I'm a case and a half - grab some snacks, sit down, and enjoy the ride:
I was born with a birth defect known as a cleft palate. It's basically when the roof of your mouth (or palate) never forms (google it.) I got it stitched up at 6 months old and again at 5 years old.
The cleft palate meant my speech and eating were severely affected. I was fed milk from a bottle with a very special nipple as I was unable to suck. I was fed for a minute at a time constantly throughout the day and never drank much. It got easier when I started solids but even that would become hard for me in later years; my upper 'jaw' never grew with the rest of my head as it had no natural bone-stitching, meaning my upper set of teeth were completely unaligned with my bottom set and I couldn't chew properly until I got braces a year ago.
I went to a speech therapist from since I started speaking until I was 8. My doctor told me at age 14 that I was the quickest and best recovery from CP he's ever seen in his career. I'm lucky.
I was often frustrated as a small child when people asked me to repeat myself over and over. To me, I sounded fine, but my words never really made sense. I couldn't say any sound that required my tongue to touch my palate.
My frustration led way to me being an irritable child; a thing that was only made worse by the fact that I'm on the Autism spectrum (diagnosed at 4) which was much more severe when I was younger. I'm still affecting by it, of course, but I'm so much better at handling it.

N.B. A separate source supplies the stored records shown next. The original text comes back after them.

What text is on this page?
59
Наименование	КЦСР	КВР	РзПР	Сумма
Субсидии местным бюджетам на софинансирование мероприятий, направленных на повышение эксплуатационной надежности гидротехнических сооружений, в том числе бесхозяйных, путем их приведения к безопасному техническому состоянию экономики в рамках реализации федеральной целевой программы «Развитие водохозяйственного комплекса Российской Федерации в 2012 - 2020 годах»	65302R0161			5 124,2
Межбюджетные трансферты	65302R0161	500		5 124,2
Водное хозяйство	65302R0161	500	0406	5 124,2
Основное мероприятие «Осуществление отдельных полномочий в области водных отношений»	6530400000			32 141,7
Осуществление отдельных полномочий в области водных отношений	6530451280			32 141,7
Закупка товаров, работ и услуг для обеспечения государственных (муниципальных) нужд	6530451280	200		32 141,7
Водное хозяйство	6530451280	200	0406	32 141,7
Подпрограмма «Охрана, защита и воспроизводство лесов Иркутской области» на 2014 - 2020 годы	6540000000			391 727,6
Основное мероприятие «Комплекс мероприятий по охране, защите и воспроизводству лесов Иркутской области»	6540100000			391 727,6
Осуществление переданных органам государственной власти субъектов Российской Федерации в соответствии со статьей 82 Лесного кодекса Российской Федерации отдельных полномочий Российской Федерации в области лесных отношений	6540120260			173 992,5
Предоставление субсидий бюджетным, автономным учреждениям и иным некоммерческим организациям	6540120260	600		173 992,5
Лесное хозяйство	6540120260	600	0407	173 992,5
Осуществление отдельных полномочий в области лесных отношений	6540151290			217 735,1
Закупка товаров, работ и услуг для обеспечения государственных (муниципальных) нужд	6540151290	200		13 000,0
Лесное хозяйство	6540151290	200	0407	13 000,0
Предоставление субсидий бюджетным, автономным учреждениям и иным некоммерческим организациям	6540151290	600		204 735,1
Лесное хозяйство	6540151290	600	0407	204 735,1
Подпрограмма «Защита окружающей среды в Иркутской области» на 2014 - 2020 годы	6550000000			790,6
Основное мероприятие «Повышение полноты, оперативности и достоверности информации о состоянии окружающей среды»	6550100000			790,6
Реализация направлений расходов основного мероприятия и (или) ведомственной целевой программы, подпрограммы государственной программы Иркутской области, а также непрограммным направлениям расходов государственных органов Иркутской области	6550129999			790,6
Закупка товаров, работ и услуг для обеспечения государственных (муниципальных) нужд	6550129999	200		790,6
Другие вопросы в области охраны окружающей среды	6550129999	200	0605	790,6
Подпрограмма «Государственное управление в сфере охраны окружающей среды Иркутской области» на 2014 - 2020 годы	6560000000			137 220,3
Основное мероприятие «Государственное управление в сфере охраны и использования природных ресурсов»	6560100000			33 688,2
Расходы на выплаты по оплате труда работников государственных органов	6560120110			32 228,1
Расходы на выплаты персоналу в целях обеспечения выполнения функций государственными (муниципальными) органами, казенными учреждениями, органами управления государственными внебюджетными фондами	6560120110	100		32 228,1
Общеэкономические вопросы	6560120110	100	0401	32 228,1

When I was in 6th grade and getting out of my bus seat at my stop, the bus suddenly jerked a bit as the driver put the handbrake on, wobbling me enough that I fell backwards onto the metal step leading to the back seat. My butt hurt but that was about it...until I tried to get out of my desk chair a couple of hours later and fell straight to the ground. Turns out I hairline-fractured my tailbone as well as pushing my spine a centimetre up. I'm okay but I have trouble sitting down and have to shift a lot to avoid pain.
My knees are also screwed from chemicals in Pepsi Max deteriorating my joints. Goes to show that you never know what might affect you negatively, especially in the case of 'diet' products.
Due to Autism I also suffer from audio processing issues. In short, it is the inability to process the meaning of the sounds I hear. We attach meaning to sound with reference to more than just the auditory signals. I have difficulty associating sounds with written language; have problems recognising sounds and therefore decoding words or messages; have difficulty in organising auditory information to effectively decode the meaning of a given message, often as a result of one of the above two problems; often speak in a monotone, without rhythm or intonation, and have a hard time perceiving these subtleties in other speakers (like sarcasm and emotion); and am unnerved by background noise and loud noises, meaning I often cannot follow what other people are saying if present in a chatty place like a party or classroom.
On top of this I've had a horrid home life filled with emotional and mental trauma which has shut me off from trusting people and resulted in me having major anxiety of both social and general.
Sorry if I just put a super downer on your day...but there it is. And I didn't even mention that I'm blind as a bat and have the depth perception of a one-eyed person.